Cette bravoure puise sa force, comme le disait Gramsci, dans le rapport organique entre le combattant et les masses ; le combattant se fond dans le peuple et assume le danger afin de le protéger (le bâton de Yahya Sinwar est devenu un symbole légendaire). Au sud du Liban, comme à Gaza, toute la direction de la Résistance a été décimée, y compris des familles et des enfants. Ismaïl Haniyeh, Khalil al-Hayya et Nasrallah ont tous perdu un fils tombé en martyr. Ainsi, les dirigeants d’Al-Qassam comme ceux d’Al-Radwan participaient eux-mêmes au combat.
La technique de la guérilla, ou la vietnamisation de la Résistance armée, héritage de tous les combattants du monde — Vietnamiens, Coréens, Latino-Américains, Algériens et Palestiniens — a été reprise par les combattants.

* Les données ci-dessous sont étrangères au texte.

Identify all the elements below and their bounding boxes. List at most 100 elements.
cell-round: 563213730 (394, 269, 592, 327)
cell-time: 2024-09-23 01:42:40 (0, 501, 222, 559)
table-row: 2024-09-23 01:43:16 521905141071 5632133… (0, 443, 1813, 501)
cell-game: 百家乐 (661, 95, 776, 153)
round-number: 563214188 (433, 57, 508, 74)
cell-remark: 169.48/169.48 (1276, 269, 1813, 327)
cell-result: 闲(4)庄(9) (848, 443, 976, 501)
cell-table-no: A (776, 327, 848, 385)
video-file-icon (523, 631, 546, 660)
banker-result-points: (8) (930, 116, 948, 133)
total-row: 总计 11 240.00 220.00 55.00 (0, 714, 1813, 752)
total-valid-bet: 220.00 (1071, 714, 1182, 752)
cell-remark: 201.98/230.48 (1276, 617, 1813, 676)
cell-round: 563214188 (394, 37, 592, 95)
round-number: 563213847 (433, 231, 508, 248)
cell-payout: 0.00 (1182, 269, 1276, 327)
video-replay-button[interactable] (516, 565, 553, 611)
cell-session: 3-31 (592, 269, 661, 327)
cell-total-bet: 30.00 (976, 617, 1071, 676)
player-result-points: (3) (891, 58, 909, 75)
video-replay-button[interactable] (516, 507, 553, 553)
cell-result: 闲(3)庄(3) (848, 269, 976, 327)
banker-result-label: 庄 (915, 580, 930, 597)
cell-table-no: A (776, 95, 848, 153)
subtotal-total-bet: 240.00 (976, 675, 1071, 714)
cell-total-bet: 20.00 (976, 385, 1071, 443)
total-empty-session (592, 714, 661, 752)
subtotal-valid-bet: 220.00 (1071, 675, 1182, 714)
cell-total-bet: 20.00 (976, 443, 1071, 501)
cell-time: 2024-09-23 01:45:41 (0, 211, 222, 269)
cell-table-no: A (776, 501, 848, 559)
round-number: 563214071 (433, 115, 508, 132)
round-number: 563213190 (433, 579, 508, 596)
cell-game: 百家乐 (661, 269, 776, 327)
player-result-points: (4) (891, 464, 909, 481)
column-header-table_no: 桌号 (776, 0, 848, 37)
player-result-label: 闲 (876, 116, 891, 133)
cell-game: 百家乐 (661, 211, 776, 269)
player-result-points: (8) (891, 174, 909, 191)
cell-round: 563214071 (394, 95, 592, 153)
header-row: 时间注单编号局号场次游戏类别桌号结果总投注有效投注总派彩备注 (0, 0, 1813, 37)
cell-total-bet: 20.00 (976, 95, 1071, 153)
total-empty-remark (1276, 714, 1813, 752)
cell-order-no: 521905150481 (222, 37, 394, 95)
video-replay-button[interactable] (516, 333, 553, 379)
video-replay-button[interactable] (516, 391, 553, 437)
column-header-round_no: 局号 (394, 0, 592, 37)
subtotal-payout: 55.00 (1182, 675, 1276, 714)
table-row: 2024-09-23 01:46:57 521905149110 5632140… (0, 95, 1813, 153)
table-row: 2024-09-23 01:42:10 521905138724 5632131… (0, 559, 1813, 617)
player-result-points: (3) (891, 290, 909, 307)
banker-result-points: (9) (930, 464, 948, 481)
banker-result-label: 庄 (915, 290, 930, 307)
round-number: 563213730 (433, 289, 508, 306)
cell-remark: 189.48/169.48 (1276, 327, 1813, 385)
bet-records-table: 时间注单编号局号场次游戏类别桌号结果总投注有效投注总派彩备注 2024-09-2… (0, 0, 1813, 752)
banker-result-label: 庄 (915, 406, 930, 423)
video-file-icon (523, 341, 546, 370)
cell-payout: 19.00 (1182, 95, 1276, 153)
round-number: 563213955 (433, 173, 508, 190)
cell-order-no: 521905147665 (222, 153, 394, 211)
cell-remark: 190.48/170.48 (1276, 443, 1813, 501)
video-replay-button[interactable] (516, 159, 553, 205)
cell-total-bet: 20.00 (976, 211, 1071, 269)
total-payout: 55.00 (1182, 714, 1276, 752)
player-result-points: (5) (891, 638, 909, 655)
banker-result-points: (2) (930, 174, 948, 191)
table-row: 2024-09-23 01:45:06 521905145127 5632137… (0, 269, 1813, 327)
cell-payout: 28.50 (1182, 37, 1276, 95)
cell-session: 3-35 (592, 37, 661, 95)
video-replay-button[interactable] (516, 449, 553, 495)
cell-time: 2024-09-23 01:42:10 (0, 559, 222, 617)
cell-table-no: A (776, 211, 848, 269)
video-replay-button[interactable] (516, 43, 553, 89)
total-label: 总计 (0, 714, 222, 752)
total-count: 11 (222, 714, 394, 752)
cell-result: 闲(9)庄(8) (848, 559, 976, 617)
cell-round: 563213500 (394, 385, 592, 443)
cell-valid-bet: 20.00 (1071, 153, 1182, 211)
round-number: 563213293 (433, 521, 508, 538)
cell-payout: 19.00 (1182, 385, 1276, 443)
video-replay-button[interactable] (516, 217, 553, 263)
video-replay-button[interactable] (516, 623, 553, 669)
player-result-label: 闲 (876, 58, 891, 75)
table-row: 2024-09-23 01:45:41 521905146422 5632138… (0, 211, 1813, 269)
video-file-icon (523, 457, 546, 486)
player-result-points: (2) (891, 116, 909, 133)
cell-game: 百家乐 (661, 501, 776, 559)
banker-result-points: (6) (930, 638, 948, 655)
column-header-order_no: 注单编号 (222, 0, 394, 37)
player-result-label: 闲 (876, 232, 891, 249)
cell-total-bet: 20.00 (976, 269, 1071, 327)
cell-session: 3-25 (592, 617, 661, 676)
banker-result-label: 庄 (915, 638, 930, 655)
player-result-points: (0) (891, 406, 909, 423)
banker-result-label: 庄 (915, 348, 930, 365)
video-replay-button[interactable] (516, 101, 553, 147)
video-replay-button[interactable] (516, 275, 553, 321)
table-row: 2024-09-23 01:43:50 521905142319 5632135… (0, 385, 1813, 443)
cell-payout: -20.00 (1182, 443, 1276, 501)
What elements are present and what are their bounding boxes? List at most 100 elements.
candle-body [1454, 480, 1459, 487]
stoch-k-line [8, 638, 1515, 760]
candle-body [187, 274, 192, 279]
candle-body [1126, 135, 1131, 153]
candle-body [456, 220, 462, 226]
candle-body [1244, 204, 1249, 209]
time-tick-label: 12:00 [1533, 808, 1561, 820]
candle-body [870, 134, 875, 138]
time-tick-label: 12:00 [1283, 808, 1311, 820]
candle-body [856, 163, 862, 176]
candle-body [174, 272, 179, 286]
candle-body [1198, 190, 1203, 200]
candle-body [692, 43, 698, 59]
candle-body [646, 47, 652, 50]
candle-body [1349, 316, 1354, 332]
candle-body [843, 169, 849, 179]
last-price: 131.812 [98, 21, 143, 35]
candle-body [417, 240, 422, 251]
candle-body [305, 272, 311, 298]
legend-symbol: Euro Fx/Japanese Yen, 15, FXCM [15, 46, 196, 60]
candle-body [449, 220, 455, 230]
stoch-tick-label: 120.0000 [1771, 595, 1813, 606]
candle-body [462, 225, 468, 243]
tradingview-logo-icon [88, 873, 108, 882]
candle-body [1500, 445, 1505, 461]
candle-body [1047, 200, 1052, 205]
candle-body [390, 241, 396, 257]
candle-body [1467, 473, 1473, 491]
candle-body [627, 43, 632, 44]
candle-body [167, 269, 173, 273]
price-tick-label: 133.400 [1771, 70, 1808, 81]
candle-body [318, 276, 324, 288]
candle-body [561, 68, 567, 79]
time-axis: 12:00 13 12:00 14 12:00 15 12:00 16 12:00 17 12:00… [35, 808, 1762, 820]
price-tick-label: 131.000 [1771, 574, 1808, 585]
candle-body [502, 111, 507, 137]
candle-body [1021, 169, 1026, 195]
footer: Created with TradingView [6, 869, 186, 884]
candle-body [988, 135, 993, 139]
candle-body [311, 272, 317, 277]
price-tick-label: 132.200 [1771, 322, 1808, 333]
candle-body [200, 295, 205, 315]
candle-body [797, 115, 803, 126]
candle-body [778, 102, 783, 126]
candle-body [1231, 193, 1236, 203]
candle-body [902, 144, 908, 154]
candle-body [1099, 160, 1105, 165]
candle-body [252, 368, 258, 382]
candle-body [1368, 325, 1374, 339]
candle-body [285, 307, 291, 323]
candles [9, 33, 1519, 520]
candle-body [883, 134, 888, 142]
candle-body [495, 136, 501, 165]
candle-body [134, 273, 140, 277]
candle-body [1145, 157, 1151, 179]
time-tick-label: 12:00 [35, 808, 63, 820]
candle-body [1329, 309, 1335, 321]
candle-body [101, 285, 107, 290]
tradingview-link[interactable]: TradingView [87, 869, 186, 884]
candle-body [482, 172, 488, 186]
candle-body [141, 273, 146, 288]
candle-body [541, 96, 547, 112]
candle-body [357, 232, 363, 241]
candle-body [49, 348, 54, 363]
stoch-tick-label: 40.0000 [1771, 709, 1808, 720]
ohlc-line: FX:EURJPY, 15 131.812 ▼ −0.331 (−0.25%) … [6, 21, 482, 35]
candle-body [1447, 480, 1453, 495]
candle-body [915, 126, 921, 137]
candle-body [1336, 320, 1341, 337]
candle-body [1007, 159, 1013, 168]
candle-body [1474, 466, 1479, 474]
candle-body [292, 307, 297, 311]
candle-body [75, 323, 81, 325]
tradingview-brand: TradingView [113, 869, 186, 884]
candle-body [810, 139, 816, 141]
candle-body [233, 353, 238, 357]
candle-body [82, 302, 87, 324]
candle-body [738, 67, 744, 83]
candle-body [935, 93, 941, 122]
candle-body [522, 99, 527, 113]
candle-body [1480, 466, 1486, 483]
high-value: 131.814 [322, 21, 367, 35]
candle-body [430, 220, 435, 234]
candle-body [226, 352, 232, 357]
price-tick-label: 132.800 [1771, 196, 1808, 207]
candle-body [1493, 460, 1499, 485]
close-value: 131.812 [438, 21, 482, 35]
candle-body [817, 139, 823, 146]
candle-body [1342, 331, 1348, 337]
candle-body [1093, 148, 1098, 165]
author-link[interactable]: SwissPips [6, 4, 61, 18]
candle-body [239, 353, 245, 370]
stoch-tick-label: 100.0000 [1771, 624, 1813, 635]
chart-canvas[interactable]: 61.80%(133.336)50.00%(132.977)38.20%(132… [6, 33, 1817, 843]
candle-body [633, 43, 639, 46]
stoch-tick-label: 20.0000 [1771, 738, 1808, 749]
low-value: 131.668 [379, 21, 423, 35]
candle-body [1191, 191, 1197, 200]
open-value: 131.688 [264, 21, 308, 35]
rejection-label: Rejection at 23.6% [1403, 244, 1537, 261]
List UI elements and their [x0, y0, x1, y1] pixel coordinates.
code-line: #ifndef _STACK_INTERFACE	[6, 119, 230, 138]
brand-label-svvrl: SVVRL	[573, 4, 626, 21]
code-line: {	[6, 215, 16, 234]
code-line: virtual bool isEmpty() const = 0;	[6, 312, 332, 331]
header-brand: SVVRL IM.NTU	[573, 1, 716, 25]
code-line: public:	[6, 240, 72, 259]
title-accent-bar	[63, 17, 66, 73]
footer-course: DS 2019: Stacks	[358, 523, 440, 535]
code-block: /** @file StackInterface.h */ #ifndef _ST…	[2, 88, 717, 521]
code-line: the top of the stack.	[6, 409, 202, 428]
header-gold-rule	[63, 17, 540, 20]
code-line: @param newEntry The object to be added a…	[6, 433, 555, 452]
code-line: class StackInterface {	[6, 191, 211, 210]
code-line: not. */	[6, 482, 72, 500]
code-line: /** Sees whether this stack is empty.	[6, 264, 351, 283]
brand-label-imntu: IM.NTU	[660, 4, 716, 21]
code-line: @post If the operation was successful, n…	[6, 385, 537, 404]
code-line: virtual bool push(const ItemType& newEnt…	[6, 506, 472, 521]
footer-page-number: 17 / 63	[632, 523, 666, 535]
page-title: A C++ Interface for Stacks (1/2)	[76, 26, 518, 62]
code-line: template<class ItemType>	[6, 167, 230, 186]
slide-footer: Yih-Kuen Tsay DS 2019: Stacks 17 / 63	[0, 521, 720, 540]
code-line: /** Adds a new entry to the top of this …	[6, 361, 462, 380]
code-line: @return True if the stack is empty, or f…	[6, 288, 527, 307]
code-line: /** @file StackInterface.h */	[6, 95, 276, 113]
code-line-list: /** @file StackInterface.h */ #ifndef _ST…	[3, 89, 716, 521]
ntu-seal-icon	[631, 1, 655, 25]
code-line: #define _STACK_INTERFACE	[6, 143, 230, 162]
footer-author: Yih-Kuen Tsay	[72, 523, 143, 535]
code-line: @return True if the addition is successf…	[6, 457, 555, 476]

Le concept doctrinal du martyre — « choisir entre perdre son honneur ou entrer dans l’histoire comme martyr » — n’est pas nécessairement un concept religieux. « Cette doctrine, qui invite à ne pas craindre la mort, n’a pas pour objectif de détourner de la vie ; au contraire, elle vise à lui témoigner le plus grand respect. » On retrouve également cette idée chez des libérateurs communistes anti-impérialistes comme le Che, qui déclarait : « Il faut choisir entre une vie dégradée et servile ou le sacrifice pour une cause noble et juste. » Le mot d’ordre des combattants palestiniens était « vaincre ou mourir », tout comme le célèbre « Patrie ou mort » du Che. Tous les discours d’Al-Qassam reprenaient cette formule comme un véritable leitmotiv.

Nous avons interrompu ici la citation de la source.